The series premiered on the streaming platforms Premier and Start on January 30, 2025. On March 14, 2025, Premier announced that the series had been renewed for a second season, with the setting to change to a different city.

== Plot ==
The story centers on Yura Maltsev, a journalist for a small provincial newspaper who has spent his entire life writing mundane news about his hometown. Suddenly, Yura begins experiencing epileptic seizures during which he sees visions predicting murders that will secretly take place in Rybinsk. The situation becomes more complicated when Yura himself becomes the main suspect in one of the cases.

== Cast ==
- Timofey Tribuntsev as Yuri Nikolayevich Maltsev, a provincial newspaper journalist
- Ruzil Minekaev as Sasha Shirmanov (Shirmik), a local young man from Rybinsk
- Anton Vasilyev as Konstantin Sergeyevich Lukyanov, a local television host
- Yulia Khlynina as Zoya Grigoryeva, police captain
- Mikhail Kremer as Yegor Bayanov (Bayan), police captain
- Varvara Volodina as Tanya, Yura's daughter
- Svetlana Kolpakova as Yulia, Yura's wife
- Sergey Belyaev as Oleg Viktorovich Vasilyev, head of the Rybinsk police department
- Anatoly Kot as Georgy Markovich Shcherbakov, businessman and mayoral candidate
- Sergey Kozik as a fisherman murdered by Kostya
- Yekaterina Channova as Vika Bochkaryova, a student murdered by Kostya
- Irina Kryuchkova as Masha Volkova, an actress and Shirmik's friend
- Sergey Dyakov as Puzyr, Shirmik's friend
- Grigory Kalinin as Boris Kokin, a theater director
- Aleksey Kolubkov as Leonid Yevgenyevich, editor-in-chief of Volzhsky Vestnik
- Anton Afanasyev as a psychiatrist

== Episodes ==

=== Season 1 (2025) ===

| No. | Title | Original air date |
|---|---|---|
| 1 | "Not Rio de Janeiro" | January 30, 2025 |
| 2 | "The Fisherman's Word" | January 30, 2025 |
| 3 | "Enough Lies" | February 6, 2025 |
| 4 | "Tourists from Mooooscow" | February 13, 2025 |
| 5 | "Black Raven" | February 20, 2025 |
| 6 | "In the Moonlight" | February 27, 2025 |
| 7 | "Smog Chokes the Palms" | March 6, 2025 |
| 8 | "I Don’t Eat Meat" | March 13, 2025 |

== Production ==
The concept of the series was proposed by creative producer and screenwriter Ivan Baranov, who grew up in Rybinsk and was deeply familiar with the city.

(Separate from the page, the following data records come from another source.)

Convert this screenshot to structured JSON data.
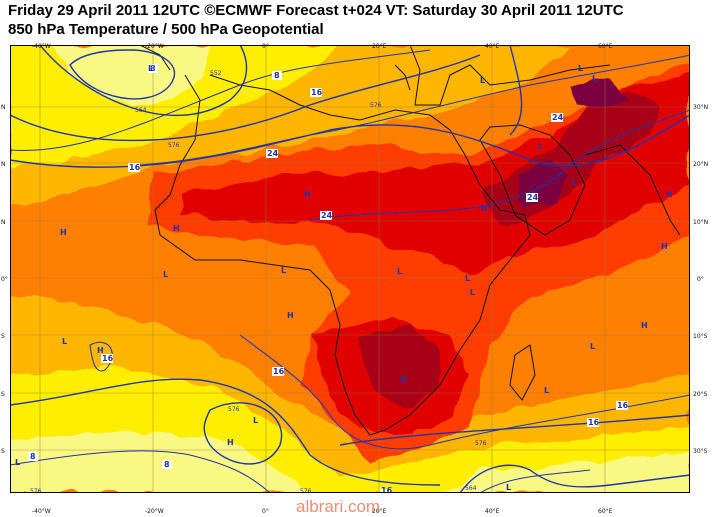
{
  "header": {
    "line1": "Friday 29 April 2011 12UTC ©ECMWF Forecast t+024 VT: Saturday 30 April 2011 12UTC",
    "line2": "850 hPa Temperature / 500 hPa Geopotential"
  },
  "axes": {
    "top_lon": [
      "-40°W",
      "-20°W",
      "0°",
      "20°E",
      "40°E",
      "60°E"
    ],
    "bottom_lon": [
      "-40°W",
      "-20°W",
      "0°",
      "20°E",
      "40°E",
      "60°E"
    ],
    "left_lat": [
      "N",
      "N",
      "N",
      "0°",
      "S",
      "S",
      "S"
    ],
    "right_lat": [
      "30°N",
      "20°N",
      "10°N",
      "0°",
      "10°S",
      "20°S",
      "30°S"
    ]
  },
  "contour_labels": {
    "temperature": [
      "8",
      "16",
      "24",
      "24",
      "24",
      "24",
      "16",
      "16",
      "16",
      "16",
      "8",
      "8",
      "8",
      "16",
      "16"
    ],
    "geopotential": [
      "552",
      "564",
      "576",
      "576",
      "576",
      "576",
      "576",
      "564",
      "576"
    ]
  },
  "pressure_centers": {
    "lows": [
      "L",
      "L",
      "L",
      "L",
      "L",
      "L",
      "L",
      "L",
      "L",
      "L",
      "L",
      "L",
      "L",
      "L",
      "L",
      "L",
      "L"
    ],
    "highs": [
      "H",
      "H",
      "H",
      "H",
      "H",
      "H",
      "H",
      "H",
      "H",
      "H",
      "H"
    ]
  },
  "colors": {
    "t_lt_8": "#f8f882",
    "t_8_12": "#ffee00",
    "t_12_16": "#ffb600",
    "t_16_20": "#ff7f00",
    "t_20_24": "#ff3c00",
    "t_24_28": "#e00000",
    "t_28_32": "#a80018",
    "t_32_plus": "#7a0040",
    "contour_line": "#2233aa",
    "coastline": "#111111"
  },
  "watermark": "albrari.com"
}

Filming began on November 17, 2023, in Rybinsk, Yaroslavl Oblast. Some scenes were filmed along the Volga River and the Rybinsk Reservoir. Filming wrapped on February 13, 2024.

The series was presented at the New Season online cinema festival in September 2024.

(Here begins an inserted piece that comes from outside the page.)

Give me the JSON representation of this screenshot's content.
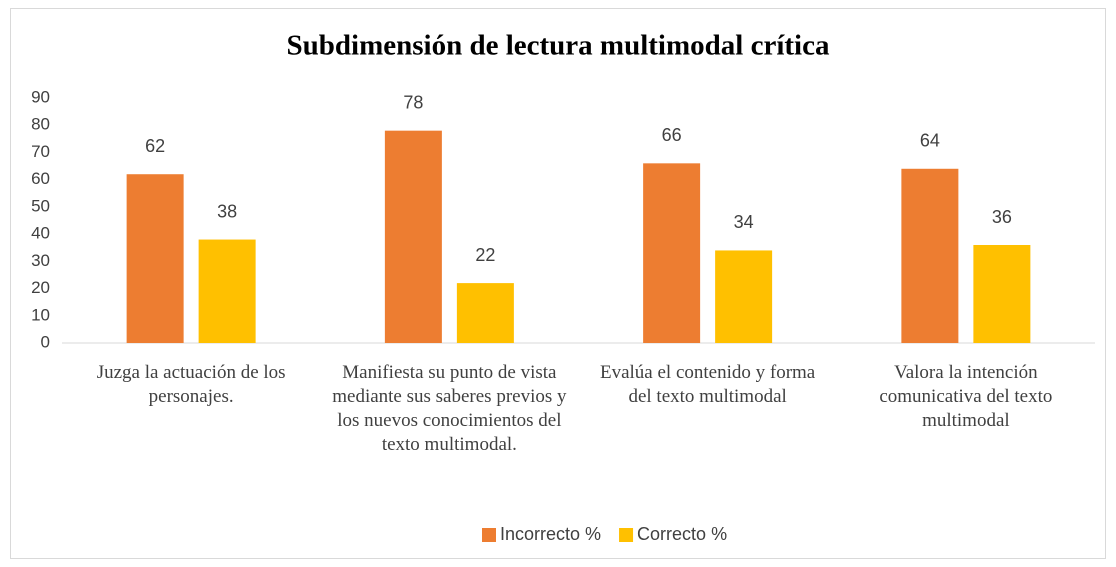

The television premiere aired on NTV on December 8, 2025.

== Reception ==
The first season became a major hit within six weeks, ranking first among all original Premier series by total viewers. According to the platform, the premiere was Premier's strongest launch in the previous two years, accumulating around three million views after the first three episodes. The series also received a 100% positive rating from Russian film critics on the Kinopoisk review aggregator.